Local cohesion is measured by the clustering coefficient (transitivity), the probability that two neighbours of a node are themselves neighbours — “the friend of my friend is also my friend.” Overall sparsity is summarised by the density (connectance), the fraction of possible edges that are actually present: density=E(N2)=2EN(N1).\text{density} = \frac{E}{\binom{N}{2}} = \frac{2E}{N(N-1)}.

Worked example: a 5-node graph

Take an undirected network on nodes {1,2,3,4,5}\{1,2,3,4,5\} with edges {1 ⁣ ⁣2, 1 ⁣ ⁣3, 2 ⁣ ⁣3, 3 ⁣ ⁣4, 4 ⁣ ⁣5}\{1\!-\!2,\ 1\!-\!3,\ 2\!-\!3,\ 3\!-\!4,\ 4\!-\!5\}, so E=5E=5. Its adjacency matrix is A=[0110010100110100010100010].A = \begin{bmatrix} 0 & 1 & 1 & 0 & 0\\ 1 & 0 & 1 & 0 & 0\\ 1 & 1 & 0 & 1 & 0\\ 0 & 0 & 1 & 0 & 1\\ 0 & 0 & 0 & 1 & 0 \end{bmatrix}. Summing each row gives the degrees k1=2, k2=2, k3=3, k4=2, k5=1k_1=2,\ k_2=2,\ k_3=3,\ k_4=2,\ k_5=1, which sum to 10=2E10=2E as they must. The mean degree is k=2E/N=10/5=2\langle k\rangle = 2E/N = 10/5 = 2. The density is E/(N2)=5/(52)=5/10=0.5E/\binom{N}{2} = 5/\binom{5}{2} = 5/10 = 0.5, so half of the ten possible edges are present. Node 33 is the most connected, and the whole graph is a single connected component (you can walk from node 55 to node 11), so its giant component contains all five nodes.

In code

We build the example graph and read off its degrees, density, and components.

R

library(igraph)

g <- graph_from_literal(1-2, 1-3, 2-3, 3-4, 4-5)
degree(g)            # 1:2  2:2  3:3  4:2  5:1
mean(degree(g))      # 2
edge_density(g)      # 0.5
components(g)$no     # 1  (one connected component)
$transitivity(g)      # global clustering coefficient

Python

import networkx as nx

g = nx.Graph([(1, 2), (1, 3), (2, 3), (3, 4), (4, 5)])
print(dict(g.degree()))                       # {1:2, 2:2, 3:3, 4:2, 5:1}
print(2 * g.number_of_edges() / g.number_of_nodes())  # 2.0
print(nx.density(g))                          # 0.5
print(nx.number_connected_components(g))      # 1
print(nx.transitivity(g))                     # global clustering
{1: 2, 2: 2, 3: 3, 4: 2, 5: 1}
2.0
0.5
1
0.5

Julia

using Graphs

g = SimpleGraph(5)
for (i, j) in [(1,2),(1,3),(2,3),(3,4),(4,5)]
    add_edge!(g, i, j)
end
degree(g)                       # [2, 2, 3, 2, 1]
2 * ne(g) / nv(g)               # 2.0
2 * ne(g) / (nv(g) * (nv(g)-1)) # 0.5  (density)
length(connected_components(g)) # 1
global_clustering_coefficient(g)

Why it matters

Representing contact patterns, food webs, or gene-regulatory wiring as a graph turns qualitative “who interacts with whom” questions into quantitative ones.

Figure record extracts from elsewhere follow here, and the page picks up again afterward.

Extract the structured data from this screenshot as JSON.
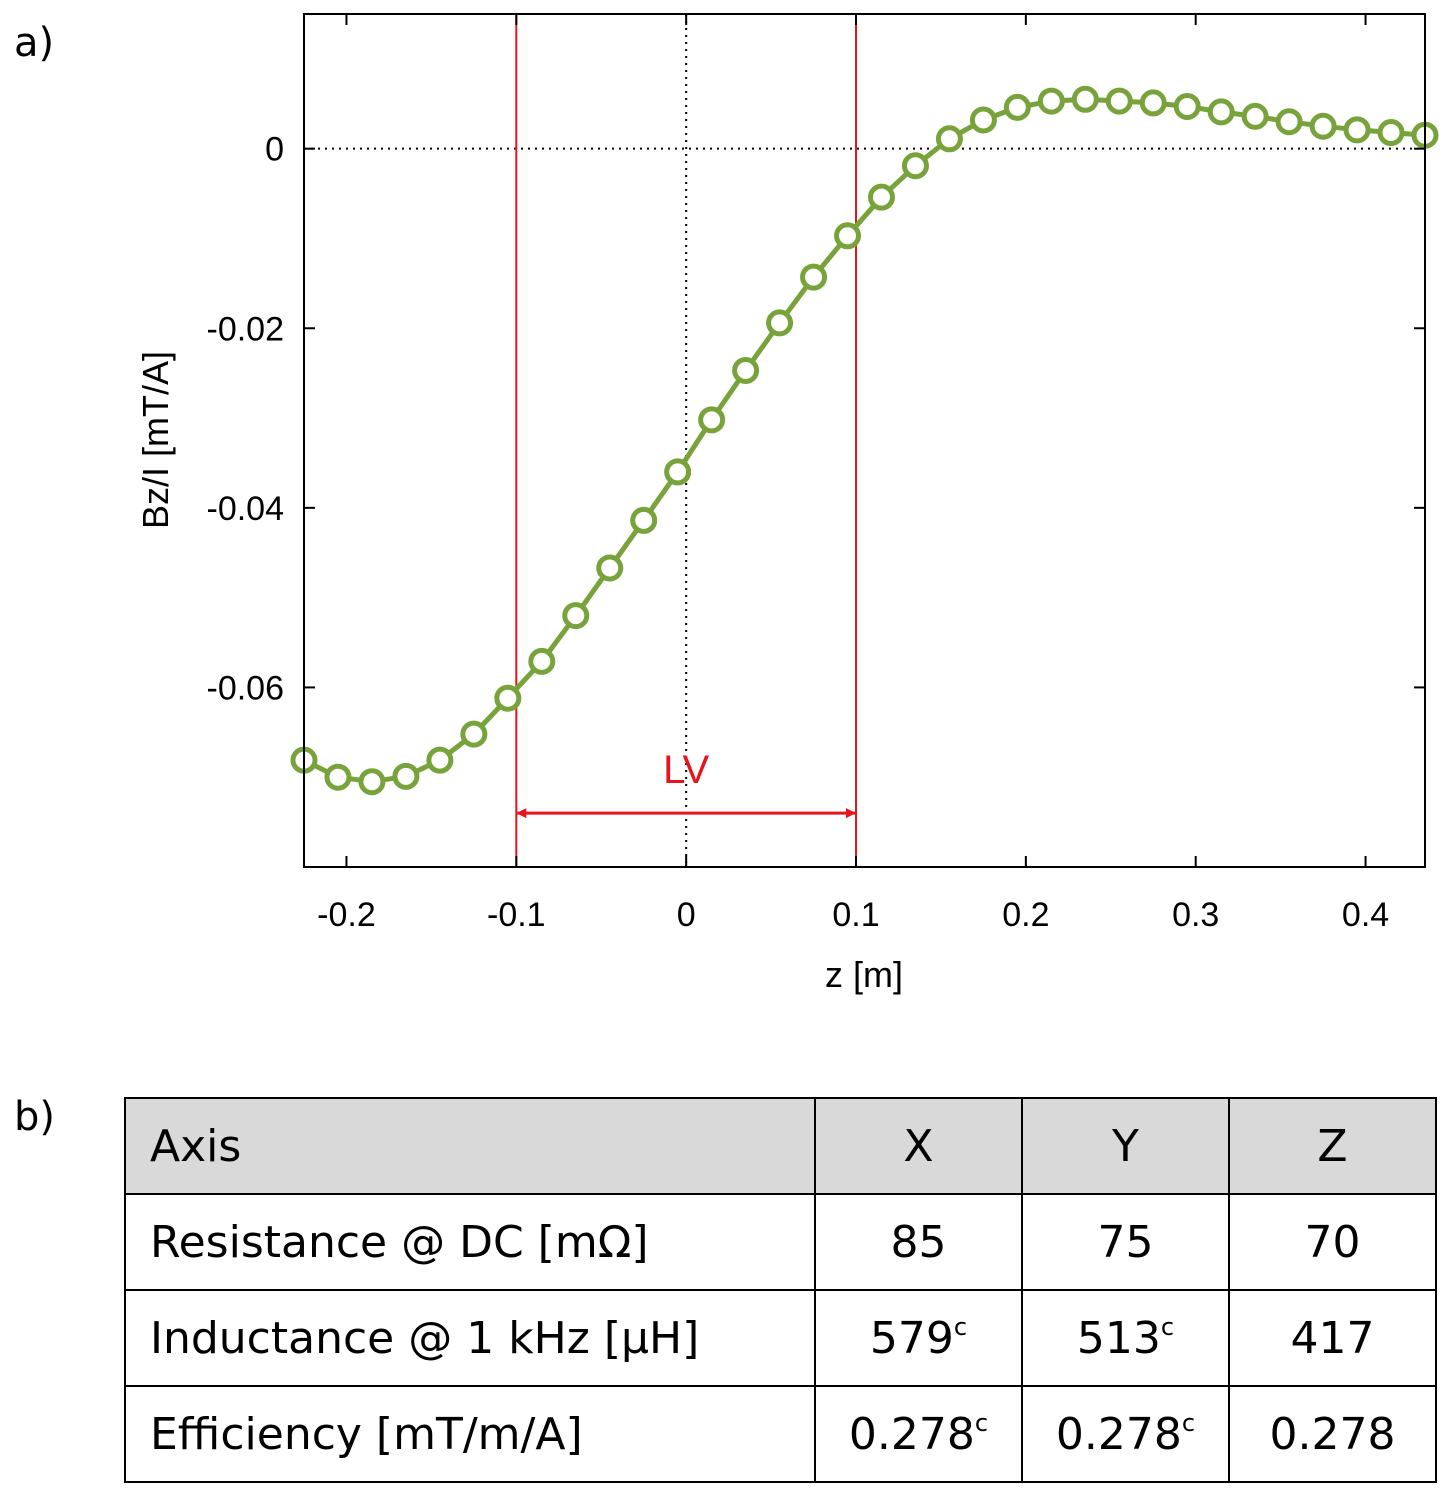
{
  "panel_labels": {
    "a": "a)",
    "b": "b)"
  },
  "chart_data": {
    "type": "line",
    "title": "",
    "xlabel": "z [m]",
    "ylabel": "Bz/I [mT/A]",
    "xlim": [
      -0.225,
      0.435
    ],
    "ylim": [
      -0.08,
      0.015
    ],
    "xticks": [
      -0.2,
      -0.1,
      0,
      0.1,
      0.2,
      0.3,
      0.4
    ],
    "xtick_labels": [
      "-0.2",
      "-0.1",
      "0",
      "0.1",
      "0.2",
      "0.3",
      "0.4"
    ],
    "yticks": [
      -0.06,
      -0.04,
      -0.02,
      0
    ],
    "ytick_labels": [
      "-0.06",
      "-0.04",
      "-0.02",
      "0"
    ],
    "grid": false,
    "series": [
      {
        "name": "Bz/I",
        "color": "#77a33a",
        "marker": "circle-open",
        "x": [
          -0.225,
          -0.205,
          -0.185,
          -0.165,
          -0.145,
          -0.125,
          -0.105,
          -0.085,
          -0.065,
          -0.045,
          -0.025,
          -0.005,
          0.015,
          0.035,
          0.055,
          0.075,
          0.095,
          0.115,
          0.135,
          0.155,
          0.175,
          0.195,
          0.215,
          0.235,
          0.255,
          0.275,
          0.295,
          0.315,
          0.335,
          0.355,
          0.375,
          0.395,
          0.415,
          0.435
        ],
        "y": [
          -0.0681,
          -0.07,
          -0.0705,
          -0.0699,
          -0.0681,
          -0.0652,
          -0.0612,
          -0.0571,
          -0.052,
          -0.0467,
          -0.0414,
          -0.036,
          -0.0302,
          -0.0247,
          -0.0194,
          -0.0143,
          -0.0097,
          -0.0054,
          -0.0019,
          0.0011,
          0.0032,
          0.0046,
          0.0053,
          0.0055,
          0.0053,
          0.0051,
          0.0047,
          0.0041,
          0.0036,
          0.003,
          0.0025,
          0.0021,
          0.0018,
          0.0015
        ]
      }
    ],
    "reference_lines": {
      "x0": 0,
      "y0": 0,
      "style": "dotted"
    },
    "vertical_markers": {
      "x": [
        -0.1,
        0.1
      ],
      "color": "#e8141c"
    },
    "annotation": {
      "text": "LV",
      "from": -0.1,
      "to": 0.1,
      "y": -0.074,
      "color": "#e8141c"
    }
  },
  "table": {
    "header": [
      "Axis",
      "X",
      "Y",
      "Z"
    ],
    "rows": [
      {
        "label": "Resistance @ DC [mΩ]",
        "cells": [
          {
            "v": "85",
            "sup": ""
          },
          {
            "v": "75",
            "sup": ""
          },
          {
            "v": "70",
            "sup": ""
          }
        ]
      },
      {
        "label": "Inductance @ 1 kHz [µH]",
        "cells": [
          {
            "v": "579",
            "sup": "c"
          },
          {
            "v": "513",
            "sup": "c"
          },
          {
            "v": "417",
            "sup": ""
          }
        ]
      },
      {
        "label": "Efficiency [mT/m/A]",
        "cells": [
          {
            "v": "0.278",
            "sup": "c"
          },
          {
            "v": "0.278",
            "sup": "c"
          },
          {
            "v": "0.278",
            "sup": ""
          }
        ]
      }
    ]
  }
}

The degree distribution predicts how fast an epidemic spreads and who the likely super-connectors are; the giant component tells you whether an outbreak can become widespread; connectance and clustering summarise how tightly an ecological network is knit, which bears on its stability. Because a network is just its adjacency matrix, node-importance scores (see centrality) and spreading thresholds follow directly from linear algebra, and comparing a real network against a random-graph model reveals which features are surprising rather than expected by chance.